Por Rodrigo Augusto Prando, em artigo enviado ao blog O enredo, aqui no Brasil, já é conhecido.

O presidente Bolsonaro, novamente, desautoriza e submete à humilhação o Ministro da Saúde.

Antes, foram Mandetta e Teich, solenemente defenestrados; o primeiro, por defender o distanciamento/isolamento social; o segundo, por não aceitar indicar a cloroquina.

Agora, é o general Pazuello, contudo, com uma diferença: os dois primeiros ministros são médicos e o atual, militar.

Portanto, seguindo a hierarquia, Pazuello já explicou, limpidamente, que “é simples assim, um manda e outro obedece”.

O caso em tela, com Bolsonaro e Pazuello, está ligado às questões atinentes à vacina produzida com tecnologia chinesa e em parceria com o Instituto Butantan, no estado de São Paulo.

O Ministro da Saúde havia se comprometido a comprar cerca de 46 milhões de doses da Coronavac, desde que fosse efetivada a aprovação pela Anvisa, como deve ser neste caso.

No entanto, no dia seguinte, Bolsonaro veio a público afirmar que tal compra não se daria, que não teria aporte do Governo Federal para a “vacina chinesa”.

Em mensagem enviada a seus ministros, o presidente asseverou: “Alerto que não compraremos vacina da China, bem como meu governo não mantém diálogo com João Doria sobre covid-19”.

Deste comunicado, é certo que o presidente não mantém diálogo com Doria, aliás, o diálogo de Bolsonaro se dá com as redes sociais, sua base de apoio mais ideológica, e não com médicos, cientistas ou outras lideranças políticas.

Mas, é cedo para afirmar que não comprará a vacina chinesa, até porque o caso pode ser judicializado e, ainda, as pressões políticas e da sociedade poderão fazer o presidente recuar.

Qual o sentido de tudo isso?

As vacinas chinesas não são confiáveis?

O tempo de pesquisa não permite confiar nos resultados?

O Instituto Butantan não oferece um serviço de qualidade cientificamente comprovada para o Brasil?

Nada disso.

A vacina de Oxford, por exemplo, está praticamente no mesmo patamar da Coronavac e tem financiamento do Governo Federal.

Então, o que está em jogo são duas dimensões: a ideológica e a política, ambas, infelizmente, colocando a saúde e a vida dos brasileiros em plano inferior.

Ideologicamente, Bolsonaro abandona o ator moderado dos últimos tempos e se volta, com vigor, às redes sociais, onde estão os bolsonaristas mais identificados ideologicamente com os valores sempre tornados públicos pelo presidente: negacionismo e postura anticientífica regados com teorias da conspiração.

Isto posto, Bolsonaro e os bolsonaristas condenam a “vacina chinesa” comunista, mas são consumidores de quase tudo o que a China produz e exporta.

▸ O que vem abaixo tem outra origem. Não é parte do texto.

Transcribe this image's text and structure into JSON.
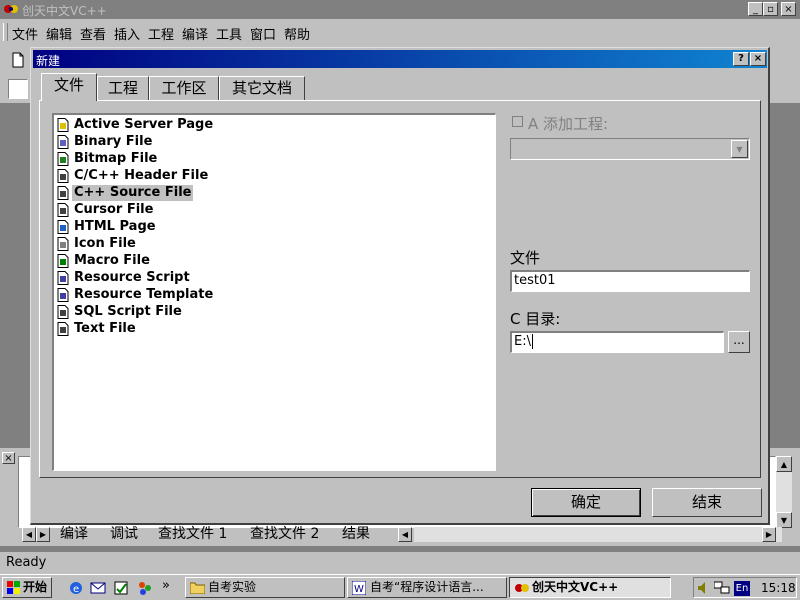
{
  "window": {
    "title": "创天中文VC++",
    "min": "_",
    "max": "▫",
    "close": "×"
  },
  "menu": [
    "文件",
    "编辑",
    "查看",
    "插入",
    "工程",
    "编译",
    "工具",
    "窗口",
    "帮助"
  ],
  "dialog": {
    "title": "新建",
    "help_btn": "?",
    "close_btn": "×",
    "tabs": [
      "文件",
      "工程",
      "工作区",
      "其它文档"
    ],
    "files": [
      "Active Server Page",
      "Binary File",
      "Bitmap File",
      "C/C++ Header File",
      "C++ Source File",
      "Cursor File",
      "HTML Page",
      "Icon File",
      "Macro File",
      "Resource Script",
      "Resource Template",
      "SQL Script File",
      "Text File"
    ],
    "selected_file": "C++ Source File",
    "add_to_project": {
      "label": "A 添加工程:",
      "checked": false
    },
    "project_combo": "",
    "file_label": "文件",
    "file_value": "test01",
    "dir_label": "C 目录:",
    "dir_value": "E:\\",
    "browse": "...",
    "ok": "确定",
    "cancel": "结束"
  },
  "output_tabs": [
    "编译",
    "调试",
    "查找文件 1",
    "查找文件 2",
    "结果"
  ],
  "status": "Ready",
  "taskbar": {
    "start": "开始",
    "quick_more": "»",
    "tasks": [
      "自考实验",
      "自考“程序设计语言...",
      "创天中文VC++"
    ],
    "lang": "En",
    "clock": "15:18"
  }
}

Politicamente, o medo de Bolsonaro é ver Doria ganhar capital político com uma vacina que poderá imunizar paulistanos, paulistas e brasileiros.

Com isso, a narrativa de Doria ganha força ao se distanciar de Bolsonaro que, como sabemos, sempre tratou a pandemia com menoscabo.

Doria sempre fez questão de deixar clara sua pretensão presidencial e isso pode ser notado na formação de seu secretariado no governo estadual que, noutro artigo, chamei de “secretariado ministerial”, dada relevância dos nomes que estão sob liderança de Doria.

Infelizmente, a politização da vacina, como também da pandemia, tem cobrado preço enorme na vida cotidiana dos brasileiros.

Bolsonaro reanima seu presidencialismo de confrontação.

Partidos políticos já acionaram o STF e oposição volta a ventilar o impeachment como elemento capaz de dissuadir o presidente da República levando-o governar e enfrentar a pandemia, deixando a ideia da reeleição para outro momento.

Bolsonaro quer um braço de ferro.

Terá força para ganhar?

Rodrigo Augusto Prando é Professor e Pesquisador da Universidade Presbiteriana Mackenzie.

Graduado em Ciências Sociais, Mestre e Doutor em Sociologia, pela Unesp.